The Himalayas: An ever-more dangerous adventure destination

KATHMANDU (AFP): US climber Hilaree Nelson’s death has brought home how treacherous the Himalayas are, dangers that guides and experts say are rising due to climate change and as more people seek high-altitude thrills.

Nelson, 49, was fatally swept down from close to the peak of the 8,163-metre (26,781-foot) Manaslu, the world’s eighth-highest mountain that she and her partner were attempting to ski down. Her body was retrieved on Wednesday.

What are the biggest killers?

Nepal is home to the most popular Himalayan peaks. Between 1950 and 2021, 1,042 deaths were recorded there, 405 of them this century.

A third of deaths are caused by avalanches, according to the Himalayan Database, and a third by climbers falling. Many also die from mountain sickness and exhaustion.

The deadliest is 8,091-metre Annapurna massif, with 72 deaths for 365 ascents since the 1950s — or one for every five successful summits. Dhaulagiri and Kanchenjunga both have a death rate of over 10 percent.

Steep passages and avalanche danger have earned Pakistan’s K2 the name “savage mountain”, with at least 70 fatalities since 1947.

The most deaths occur on Everest, with more than 300 dying between 1950 and 2021. But with many more climbers, the fatality rate is comparatively low at 2.84 percent.

How has climate change hit the Himalayas?

A 2019 study warned that Himalayan glaciers were melting twice as fast than before the turn of the century.

Another study this year, using carbon dating, showed the top layer of ice close to the Everest summit was around 2,000 years old, suggesting that the glacier was thinning more than 80 times faster than the time it took to form.

How has this increased the dangers?

Although no extensive research has been done looking at climate change and mountaineering risks in the Himalayas, climbers have reported crevasses widening, running water on previously snowy slopes, and increasing formation of glacial lakes.

“Wearing snow crampons on thinning ice and exposed rocks can be particularly dangerous,” said the hugely experienced Nepali mountaineer Sanu Sherpa, 47, who has climbed all 14 highest peaks in the world twice.

“Snow coverage is a lot less. I worry that the mountains will be just rocks in the next few generations.”

As glaciers become more unpredictable, avalanche risk can increase.

In 2014, an immense tumbling wall of snow, ice and rock killed 16 Nepali guides on Everest’s treacherous Khumbu Icefall in one of the deadliest accidents on the Himalayas.

“The weather has become more erratic. Some years warmer, others colder,” a mountaineering blogger Alan Arnette told AFP.

“Overall, the usual historical patterns cannot be used as predictions, so climbing has become much more dangerous concerning the weather.”

What about overcrowding?

But experts say a major killer is also the inexperience of a new wave of ill-prepared mountaineer tourists rushing for summits among the hundreds who flock to Nepal, Pakistan and Tibet every year.

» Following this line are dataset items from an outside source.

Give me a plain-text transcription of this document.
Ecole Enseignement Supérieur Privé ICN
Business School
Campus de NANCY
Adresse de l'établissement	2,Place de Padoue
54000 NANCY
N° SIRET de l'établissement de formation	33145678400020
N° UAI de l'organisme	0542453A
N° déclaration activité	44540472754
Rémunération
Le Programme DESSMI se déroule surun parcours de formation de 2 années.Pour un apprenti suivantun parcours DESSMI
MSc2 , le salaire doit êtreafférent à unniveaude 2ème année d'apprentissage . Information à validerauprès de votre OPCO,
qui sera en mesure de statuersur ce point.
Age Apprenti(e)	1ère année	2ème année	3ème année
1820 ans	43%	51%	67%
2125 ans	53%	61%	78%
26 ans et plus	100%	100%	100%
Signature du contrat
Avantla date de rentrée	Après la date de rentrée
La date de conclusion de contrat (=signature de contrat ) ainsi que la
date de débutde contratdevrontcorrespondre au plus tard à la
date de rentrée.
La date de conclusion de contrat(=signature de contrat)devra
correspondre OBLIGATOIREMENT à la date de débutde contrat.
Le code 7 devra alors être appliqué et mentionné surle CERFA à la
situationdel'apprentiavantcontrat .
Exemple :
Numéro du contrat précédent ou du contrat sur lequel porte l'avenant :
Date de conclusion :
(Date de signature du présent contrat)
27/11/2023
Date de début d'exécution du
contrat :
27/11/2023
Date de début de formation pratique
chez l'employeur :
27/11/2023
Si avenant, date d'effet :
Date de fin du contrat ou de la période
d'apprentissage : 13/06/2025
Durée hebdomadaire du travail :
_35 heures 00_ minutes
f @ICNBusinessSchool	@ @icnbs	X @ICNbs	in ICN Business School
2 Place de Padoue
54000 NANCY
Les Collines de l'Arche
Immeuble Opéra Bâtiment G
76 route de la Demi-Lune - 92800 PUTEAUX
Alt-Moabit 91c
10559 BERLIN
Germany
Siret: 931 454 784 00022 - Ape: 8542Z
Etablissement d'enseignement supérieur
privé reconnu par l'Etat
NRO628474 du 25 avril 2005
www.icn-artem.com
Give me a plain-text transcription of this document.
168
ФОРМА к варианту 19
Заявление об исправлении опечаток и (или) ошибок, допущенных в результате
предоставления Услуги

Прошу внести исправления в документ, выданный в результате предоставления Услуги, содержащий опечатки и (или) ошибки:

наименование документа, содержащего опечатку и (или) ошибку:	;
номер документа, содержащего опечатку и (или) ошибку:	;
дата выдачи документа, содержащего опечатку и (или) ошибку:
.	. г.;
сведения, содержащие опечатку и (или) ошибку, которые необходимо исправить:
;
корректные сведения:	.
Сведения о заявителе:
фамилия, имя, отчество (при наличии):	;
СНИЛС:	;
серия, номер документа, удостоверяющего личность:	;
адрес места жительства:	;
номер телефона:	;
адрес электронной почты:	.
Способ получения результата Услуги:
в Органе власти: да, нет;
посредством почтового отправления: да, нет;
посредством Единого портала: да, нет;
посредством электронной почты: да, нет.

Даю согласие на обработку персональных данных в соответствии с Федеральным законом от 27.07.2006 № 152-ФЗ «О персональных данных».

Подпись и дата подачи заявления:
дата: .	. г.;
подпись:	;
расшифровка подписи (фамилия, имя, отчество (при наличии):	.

The rapid growth of the climbing industry has created fierce competition among companies for business, raising fears that some were cutting corners on safety.

Nepal this year issued 404 permits for Manaslu peak, double than usual. Pakistan issued about 200 for K2, twice the usual number.

In 2019 a massive traffic jam on Everest forced teams to wait hours in freezing temperatures, lowering depleted oxygen levels that can lead to sickness and exhaustion.

At least four of the 11 deaths that year were blamed on overcrowding.

What measures are being taken to make mountains safer?

Many tour companies now use drones for remote sensing for risk assessment, monitor real-time climbers’ vital data and some climbers wear GPS trackers.

Expedition organisers are also stocking more oxygen and the quality of weather reports has vastly improved.

But Lukas Furtenbach of Furtenbach Adventures said that more needs to be done.

“Companies need to invest in avalanche education and training and risk assessment tools for their guides and also in avalanche equipment like beacons and (rescue technology) RECCO,” he told AFP.

But in the end, it comes down to decisions operators make.

“We of course work as hard as we can to get our clients to the top, but only if this can be done within strict margins,” said Mike Hamill of Climbing the Seven Summits.

“We are not afraid to back off of a climb if conditions or weather dictate that it is too dangerous.”